Lembaga pendidikan di segala tingkat sebagai wadah untuk meningkatkan kualitas SDM
yang mengajarkan pendidikan keagamaan, selama ini belum mampu menjadi oase spritualitas
karena metode pendidikan keberagamaan disampaikan seperti bidang studi lain, yang menekankan

pengajaran dan transfer iptek dengan segala sistem dogmatika kurikulumnya. Sehingga aspek
spritualitas nyaris belum tersentuh. Akibatnya peserta didik kurang respek terhadap hal-hal yang
bernuansa keberagamaan, dan lambat-laun bangsa ini akan mengalami fase pemiskinan pengalaman
beragama dalam entitasnya dengan kebersamaan.

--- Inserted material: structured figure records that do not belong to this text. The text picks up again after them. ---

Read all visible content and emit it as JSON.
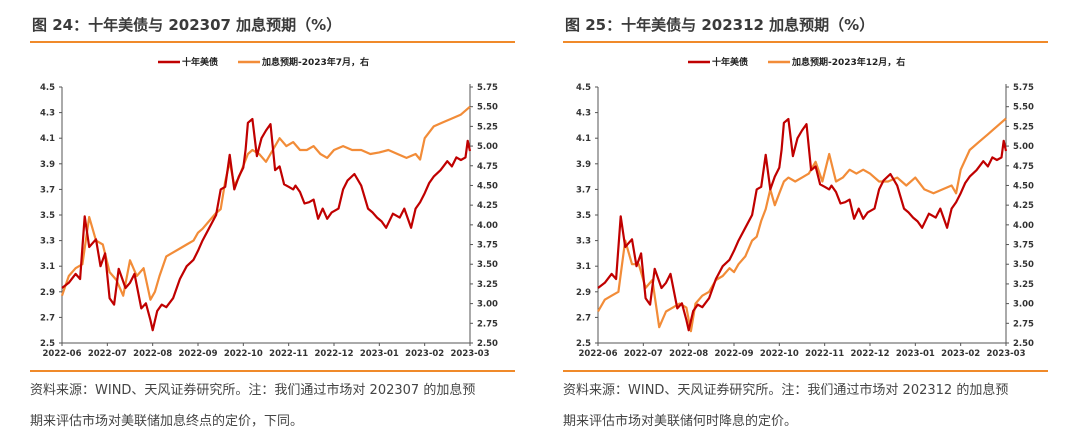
{
  "panels": [
    {
      "title": "图 24：十年美债与 202307 加息预期（%）",
      "note_line1": "资料来源：WIND、天风证券研究所。注：我们通过市场对 202307 的加息预",
      "note_line2": "期来评估市场对美联储加息终点的定价，下同。"
    },
    {
      "title": "图 25：十年美债与 202312 加息预期（%）",
      "note_line1": "资料来源：WIND、天风证券研究所。注：我们通过市场对 202312 的加息预",
      "note_line2": "期来评估市场对美联储何时降息的定价。"
    }
  ],
  "colors": {
    "accent_rule": "#f08a2a",
    "series_red": "#c00000",
    "series_orange": "#f28c38"
  },
  "chart_data": [
    {
      "type": "line",
      "title": "十年美债与 202307 加息预期（%）",
      "legend": [
        "十年美债",
        "加息预期-2023年7月，右"
      ],
      "legend_position": "top-center",
      "x_ticks": [
        "2022-06",
        "2022-07",
        "2022-08",
        "2022-09",
        "2022-10",
        "2022-11",
        "2022-12",
        "2023-01",
        "2023-02",
        "2023-03"
      ],
      "y_left": {
        "range": [
          2.5,
          4.5
        ],
        "ticks": [
          "2.5",
          "2.7",
          "2.9",
          "3.1",
          "3.3",
          "3.5",
          "3.7",
          "3.9",
          "4.1",
          "4.3",
          "4.5"
        ]
      },
      "y_right": {
        "range": [
          2.5,
          5.75
        ],
        "ticks": [
          "2.50",
          "2.75",
          "3.00",
          "3.25",
          "3.50",
          "3.75",
          "4.00",
          "4.25",
          "4.50",
          "4.75",
          "5.00",
          "5.25",
          "5.50",
          "5.75"
        ]
      },
      "x_range": [
        0,
        9
      ],
      "series": [
        {
          "name": "十年美债",
          "axis": "left",
          "x": [
            0,
            0.15,
            0.3,
            0.4,
            0.5,
            0.6,
            0.75,
            0.85,
            0.95,
            1.05,
            1.15,
            1.25,
            1.4,
            1.5,
            1.6,
            1.75,
            1.85,
            1.95,
            2.0,
            2.1,
            2.2,
            2.3,
            2.45,
            2.6,
            2.75,
            2.9,
            3.0,
            3.1,
            3.25,
            3.4,
            3.5,
            3.6,
            3.7,
            3.8,
            3.9,
            4.0,
            4.05,
            4.1,
            4.2,
            4.3,
            4.4,
            4.5,
            4.6,
            4.7,
            4.8,
            4.9,
            5.0,
            5.1,
            5.15,
            5.25,
            5.35,
            5.45,
            5.55,
            5.65,
            5.75,
            5.85,
            5.95,
            6.1,
            6.2,
            6.3,
            6.45,
            6.6,
            6.75,
            6.85,
            6.95,
            7.05,
            7.15,
            7.3,
            7.45,
            7.55,
            7.7,
            7.8,
            7.9,
            8.0,
            8.1,
            8.2,
            8.35,
            8.5,
            8.6,
            8.7,
            8.8,
            8.9,
            8.95,
            9.0
          ],
          "y": [
            2.93,
            2.97,
            3.04,
            3.0,
            3.49,
            3.25,
            3.31,
            3.1,
            3.2,
            2.85,
            2.8,
            3.08,
            2.93,
            2.97,
            3.04,
            2.77,
            2.81,
            2.68,
            2.6,
            2.75,
            2.8,
            2.78,
            2.85,
            3.0,
            3.1,
            3.15,
            3.22,
            3.3,
            3.4,
            3.5,
            3.7,
            3.72,
            3.97,
            3.7,
            3.8,
            3.87,
            4.01,
            4.22,
            4.25,
            3.96,
            4.1,
            4.16,
            4.21,
            3.85,
            3.88,
            3.74,
            3.72,
            3.7,
            3.73,
            3.68,
            3.59,
            3.6,
            3.62,
            3.47,
            3.55,
            3.47,
            3.52,
            3.55,
            3.7,
            3.77,
            3.82,
            3.73,
            3.55,
            3.52,
            3.48,
            3.45,
            3.4,
            3.51,
            3.48,
            3.55,
            3.4,
            3.55,
            3.6,
            3.67,
            3.75,
            3.8,
            3.85,
            3.92,
            3.88,
            3.95,
            3.93,
            3.95,
            4.08,
            4.0
          ]
        },
        {
          "name": "加息预期-2023年7月",
          "axis": "right",
          "x": [
            0,
            0.15,
            0.3,
            0.45,
            0.6,
            0.75,
            0.9,
            1.05,
            1.2,
            1.35,
            1.5,
            1.65,
            1.8,
            1.95,
            2.05,
            2.15,
            2.3,
            2.45,
            2.6,
            2.75,
            2.9,
            3.0,
            3.1,
            3.25,
            3.4,
            3.5,
            3.6,
            3.7,
            3.8,
            3.9,
            4.0,
            4.1,
            4.2,
            4.35,
            4.5,
            4.65,
            4.8,
            4.95,
            5.1,
            5.25,
            5.4,
            5.55,
            5.7,
            5.85,
            6.0,
            6.2,
            6.4,
            6.6,
            6.8,
            7.0,
            7.2,
            7.4,
            7.6,
            7.8,
            7.9,
            8.0,
            8.2,
            8.4,
            8.6,
            8.8,
            9.0
          ],
          "y": [
            3.1,
            3.35,
            3.45,
            3.5,
            4.1,
            3.8,
            3.75,
            3.4,
            3.3,
            3.1,
            3.55,
            3.35,
            3.45,
            3.05,
            3.15,
            3.35,
            3.6,
            3.65,
            3.7,
            3.75,
            3.8,
            3.9,
            3.95,
            4.05,
            4.15,
            4.2,
            4.55,
            4.8,
            4.5,
            4.6,
            4.75,
            4.9,
            4.95,
            4.9,
            4.8,
            4.95,
            5.1,
            5.0,
            5.05,
            4.95,
            4.95,
            5.0,
            4.9,
            4.85,
            4.95,
            5.0,
            4.95,
            4.95,
            4.9,
            4.92,
            4.95,
            4.9,
            4.85,
            4.9,
            4.83,
            5.1,
            5.25,
            5.3,
            5.35,
            5.4,
            5.5
          ]
        }
      ]
    },
    {
      "type": "line",
      "title": "十年美债与 202312 加息预期（%）",
      "legend": [
        "十年美债",
        "加息预期-2023年12月，右"
      ],
      "legend_position": "top-center",
      "x_ticks": [
        "2022-06",
        "2022-07",
        "2022-08",
        "2022-09",
        "2022-10",
        "2022-11",
        "2022-12",
        "2023-01",
        "2023-02",
        "2023-03"
      ],
      "y_left": {
        "range": [
          2.5,
          4.5
        ],
        "ticks": [
          "2.5",
          "2.7",
          "2.9",
          "3.1",
          "3.3",
          "3.5",
          "3.7",
          "3.9",
          "4.1",
          "4.3",
          "4.5"
        ]
      },
      "y_right": {
        "range": [
          2.5,
          5.75
        ],
        "ticks": [
          "2.50",
          "2.75",
          "3.00",
          "3.25",
          "3.50",
          "3.75",
          "4.00",
          "4.25",
          "4.50",
          "4.75",
          "5.00",
          "5.25",
          "5.50",
          "5.75"
        ]
      },
      "x_range": [
        0,
        9
      ],
      "series": [
        {
          "name": "十年美债",
          "axis": "left",
          "x": [
            0,
            0.15,
            0.3,
            0.4,
            0.5,
            0.6,
            0.75,
            0.85,
            0.95,
            1.05,
            1.15,
            1.25,
            1.4,
            1.5,
            1.6,
            1.75,
            1.85,
            1.95,
            2.0,
            2.1,
            2.2,
            2.3,
            2.45,
            2.6,
            2.75,
            2.9,
            3.0,
            3.1,
            3.25,
            3.4,
            3.5,
            3.6,
            3.7,
            3.8,
            3.9,
            4.0,
            4.05,
            4.1,
            4.2,
            4.3,
            4.4,
            4.5,
            4.6,
            4.7,
            4.8,
            4.9,
            5.0,
            5.1,
            5.15,
            5.25,
            5.35,
            5.45,
            5.55,
            5.65,
            5.75,
            5.85,
            5.95,
            6.1,
            6.2,
            6.3,
            6.45,
            6.6,
            6.75,
            6.85,
            6.95,
            7.05,
            7.15,
            7.3,
            7.45,
            7.55,
            7.7,
            7.8,
            7.9,
            8.0,
            8.1,
            8.2,
            8.35,
            8.5,
            8.6,
            8.7,
            8.8,
            8.9,
            8.95,
            9.0
          ],
          "y": [
            2.93,
            2.97,
            3.04,
            3.0,
            3.49,
            3.25,
            3.31,
            3.1,
            3.2,
            2.85,
            2.8,
            3.08,
            2.93,
            2.97,
            3.04,
            2.77,
            2.81,
            2.68,
            2.6,
            2.75,
            2.8,
            2.78,
            2.85,
            3.0,
            3.1,
            3.15,
            3.22,
            3.3,
            3.4,
            3.5,
            3.7,
            3.72,
            3.97,
            3.7,
            3.8,
            3.87,
            4.01,
            4.22,
            4.25,
            3.96,
            4.1,
            4.16,
            4.21,
            3.85,
            3.88,
            3.74,
            3.72,
            3.7,
            3.73,
            3.68,
            3.59,
            3.6,
            3.62,
            3.47,
            3.55,
            3.47,
            3.52,
            3.55,
            3.7,
            3.77,
            3.82,
            3.73,
            3.55,
            3.52,
            3.48,
            3.45,
            3.4,
            3.51,
            3.48,
            3.55,
            3.4,
            3.55,
            3.6,
            3.67,
            3.75,
            3.8,
            3.85,
            3.92,
            3.88,
            3.95,
            3.93,
            3.95,
            4.08,
            4.0
          ]
        },
        {
          "name": "加息预期-2023年12月",
          "axis": "right",
          "x": [
            0,
            0.15,
            0.3,
            0.45,
            0.6,
            0.75,
            0.9,
            1.05,
            1.2,
            1.35,
            1.5,
            1.65,
            1.8,
            1.95,
            2.05,
            2.15,
            2.3,
            2.45,
            2.6,
            2.75,
            2.9,
            3.0,
            3.1,
            3.25,
            3.4,
            3.5,
            3.6,
            3.7,
            3.8,
            3.9,
            4.0,
            4.1,
            4.2,
            4.35,
            4.5,
            4.65,
            4.8,
            4.95,
            5.1,
            5.25,
            5.4,
            5.55,
            5.7,
            5.85,
            6.0,
            6.2,
            6.4,
            6.6,
            6.8,
            7.0,
            7.2,
            7.4,
            7.6,
            7.8,
            7.9,
            8.0,
            8.2,
            8.4,
            8.6,
            8.8,
            9.0
          ],
          "y": [
            2.9,
            3.05,
            3.1,
            3.15,
            3.8,
            3.5,
            3.5,
            3.2,
            3.3,
            2.7,
            2.9,
            2.95,
            3.0,
            2.95,
            2.65,
            3.0,
            3.1,
            3.15,
            3.3,
            3.35,
            3.45,
            3.4,
            3.5,
            3.6,
            3.8,
            3.85,
            4.05,
            4.2,
            4.45,
            4.25,
            4.4,
            4.55,
            4.6,
            4.55,
            4.6,
            4.65,
            4.8,
            4.55,
            4.9,
            4.55,
            4.6,
            4.7,
            4.65,
            4.7,
            4.65,
            4.55,
            4.55,
            4.6,
            4.5,
            4.6,
            4.45,
            4.4,
            4.45,
            4.5,
            4.4,
            4.7,
            4.95,
            5.05,
            5.15,
            5.25,
            5.35
          ]
        }
      ]
    }
  ]
}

Dan jika tidak segera tersolusi, maka di kemudian hari akan keropos, serta eksesnya akan
menjadi bangsa dengan citra temperamental dan emosional. Dalam skala besar dapat menjadi
ancaman bagi kelangsungan hidup berbangsa dan bernegara. Namun jika tertangani sejak dini maka
akan dapat menjadi jaminan kokohnya keutuhan bersama sebagai anak bangsa. Semakin dini
peserta didik harus dicerahkan untuk melihat dan mengalami bahwa hidup bersama dibangun
berdasarkan pada kenyataan terutama dari aspek spritualitas. Berdasarkan itulah kebenaran,
kejujuran, dan kedamaian tumbuh dan berkembang subur.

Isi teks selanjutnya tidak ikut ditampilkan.